Summary: The baseline is the reference point—without it, there’s no clear way to detect tampering, misconfigurations, or signs of breach.

 

Why is asset classification important in cybersecurity?

“To determine the appropriate level of protection, handling, and access control based on an asset’s confidentiality, integrity, and availability value—so the most critical assets receive the strongest safeguards.”

3. List three key risks of implementing changes without formal change management.

“Changes couldn’t be traced – who made them and why, changes might not be easy to revert if there are problems, risks might not be correctly anticipated or planned for in advance.”

Lack of traceability = audit failure

No rollback plan = increased downtime

Poor risk planning = security or service exposure

 

🎯 Mini Quiz Results
Q1:
Question: A new web server is deployed in production without notifying the security team. Which process has most likely failed?
Your Answer: B. Change control
✅ Correct.

Deploying without review or coordination = classic failure of change control. This bypasses risk evaluation, stakeholder awareness, and rollback planning.

Q2:
Question: Which of the following would best support the enforcement of a secure baseline?
Your Answer: B. Configuration drift detection tools
✅ Correct.

These tools identify when current configurations deviate from the baseline, making them essential for maintaining compliance and detecting tampering.

Q3:
Question: An organization maintains a detailed map of software, firmware, and hardware versions across all machines. This is most likely a:
Your Answer: B. Configuration Management Database (CMDB)
✅ Correct.

A CMDB provides a structured, queryable inventory of all system configurations and relationships—central to asset and change control in enterprise IT.

 

💬 4. Application Prompt
Scenario: You’re working as a Linux SysAdmin contractor. A developer pushes a kernel patch directly to a staging server without documentation or testing.

What should your response protocol include?

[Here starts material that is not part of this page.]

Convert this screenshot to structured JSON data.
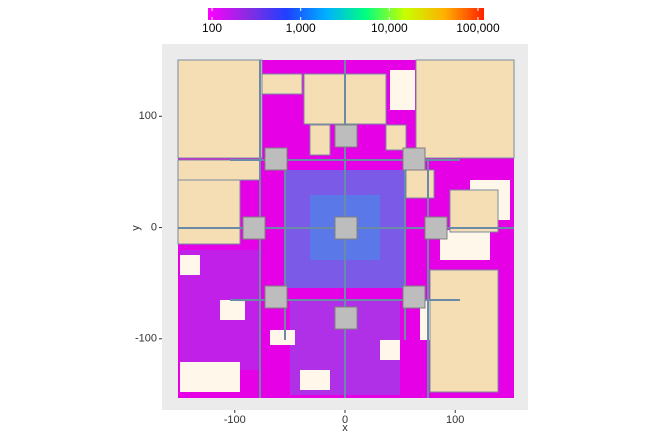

How would you address this to prevent recurrence while preserving team dynamics?

This scenario tests both your technical and soft-skill judgement—feel free to write out a short answer or talk through your approach.

 

4. Application Prompt: answer:
Inform the developer that kernel patches should not be pushed to staging servers without first testing and documenting NOR without first requesting a Change using the Change Management process, to have the proposed change approved by the CAB. The Change must first be approved by the CAB before it can be pushed out to the servers.

 

🧩 Application Prompt Review
Scenario Recap:
A developer pushes a kernel patch to a staging server without documentation, testing, or change process.

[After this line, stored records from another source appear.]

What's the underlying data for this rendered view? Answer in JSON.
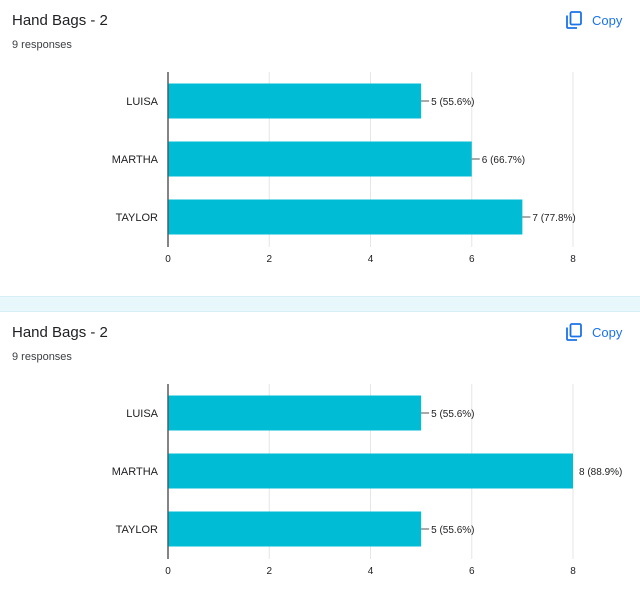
{
  "copy_label": "Copy",
  "cards": [
    {
      "title": "Hand Bags - 2",
      "responses": "9 responses",
      "chart_data": {
        "type": "bar",
        "orientation": "horizontal",
        "categories": [
          "LUISA",
          "MARTHA",
          "TAYLOR"
        ],
        "values": [
          5,
          6,
          7
        ],
        "data_labels": [
          "5 (55.6%)",
          "6 (66.7%)",
          "7 (77.8%)"
        ],
        "xlim": [
          0,
          8
        ],
        "xticks": [
          "0",
          "2",
          "4",
          "6",
          "8"
        ],
        "bar_color": "#00bcd4",
        "grid": true
      }
    },
    {
      "title": "Hand Bags - 2",
      "responses": "9 responses",
      "chart_data": {
        "type": "bar",
        "orientation": "horizontal",
        "categories": [
          "LUISA",
          "MARTHA",
          "TAYLOR"
        ],
        "values": [
          5,
          8,
          5
        ],
        "data_labels": [
          "5 (55.6%)",
          "8 (88.9%)",
          "5 (55.6%)"
        ],
        "xlim": [
          0,
          8
        ],
        "xticks": [
          "0",
          "2",
          "4",
          "6",
          "8"
        ],
        "bar_color": "#00bcd4",
        "grid": true
      }
    }
  ]
}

Your Response (paraphrased):

“Inform the developer that kernel patches should not be pushed to staging without prior testing, documentation, or CAB-approved change request.”

✅ Strong Points:

You correctly invoked the Change Management process as a non-negotiable control point.

You referenced both CAB approval and the need for documentation and testing, which demonstrates understanding of both policy and technical governance.

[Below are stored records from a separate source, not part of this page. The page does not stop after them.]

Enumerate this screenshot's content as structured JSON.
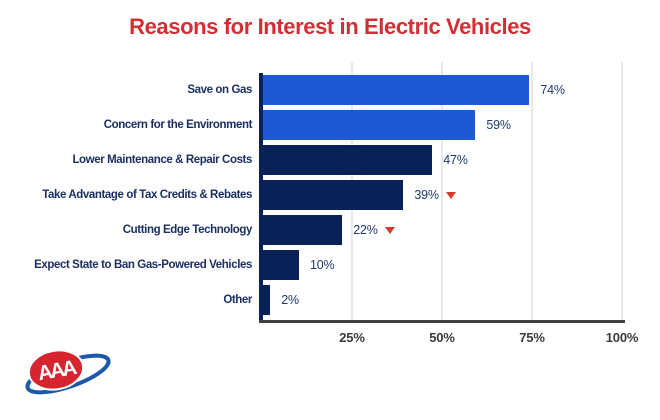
{
  "title": {
    "text": "Reasons for Interest in Electric Vehicles",
    "color": "#d42e35"
  },
  "chart_data": {
    "type": "bar",
    "orientation": "horizontal",
    "title": "Reasons for Interest in Electric Vehicles",
    "categories": [
      "Save on Gas",
      "Concern for the Environment",
      "Lower Maintenance & Repair Costs",
      "Take Advantage of Tax Credits & Rebates",
      "Cutting Edge Technology",
      "Expect State to Ban Gas-Powered Vehicles",
      "Other"
    ],
    "values": [
      74,
      59,
      47,
      39,
      22,
      10,
      2
    ],
    "value_labels": [
      "74%",
      "59%",
      "47%",
      "39%",
      "22%",
      "10%",
      "2%"
    ],
    "decrease_markers": [
      false,
      false,
      false,
      true,
      true,
      false,
      false
    ],
    "bar_colors": [
      "#1d58d6",
      "#1d58d6",
      "#0a2158",
      "#0a2158",
      "#0a2158",
      "#0a2158",
      "#0a2158"
    ],
    "x_ticks": [
      "25%",
      "50%",
      "75%",
      "100%"
    ],
    "x_tick_values": [
      25,
      50,
      75,
      100
    ],
    "xlim": [
      0,
      100
    ],
    "grid": true,
    "legend": "none",
    "colors": {
      "bright_blue": "#1d58d6",
      "navy": "#0a2158",
      "category_label": "#1b2f63",
      "value_label": "#1e3a6e",
      "title_red": "#d42e35",
      "decrease_red": "#d63a2f",
      "gridline": "#e8e8e8",
      "baseline": "#404040",
      "tick_label": "#3a3a3a"
    }
  },
  "logo": {
    "text": "AAA",
    "oval_red": "#d6252e",
    "swoosh_blue": "#1c59a8"
  },
  "icons": {
    "decrease": "triangle-down"
  }
}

You framed it as an instructional response, which is ideal in operational settings where clarity is paramount.

🔧 Opportunity to Strengthen:
To make it even more exam and enterprise-ready, you could:

Mention risk implications (e.g. instability, security exposure).

Offer a corrective action: e.g. rollback the patch or validate its impact.

Preserve collaborative tone – especially in cross-functional teams.

📝 Suggested Final Response (Polished)
“Inform the developer that kernel patches must never be deployed to staging or production environments without prior testing, documentation, and formal approval via the Change Management process. A Request for Change (RFC) must be submitted and reviewed by the Change Advisory Board (CAB). This ensures technical risk is assessed and mitigated. Going forward, I’d recommend rolling back the unapproved patch if feasible and resubmitting the change request through the proper channel.”

Outcome:
✔️ You’ve clearly internalised both the technical and process implications of unregulated change. This is a Security+ and real-world success response.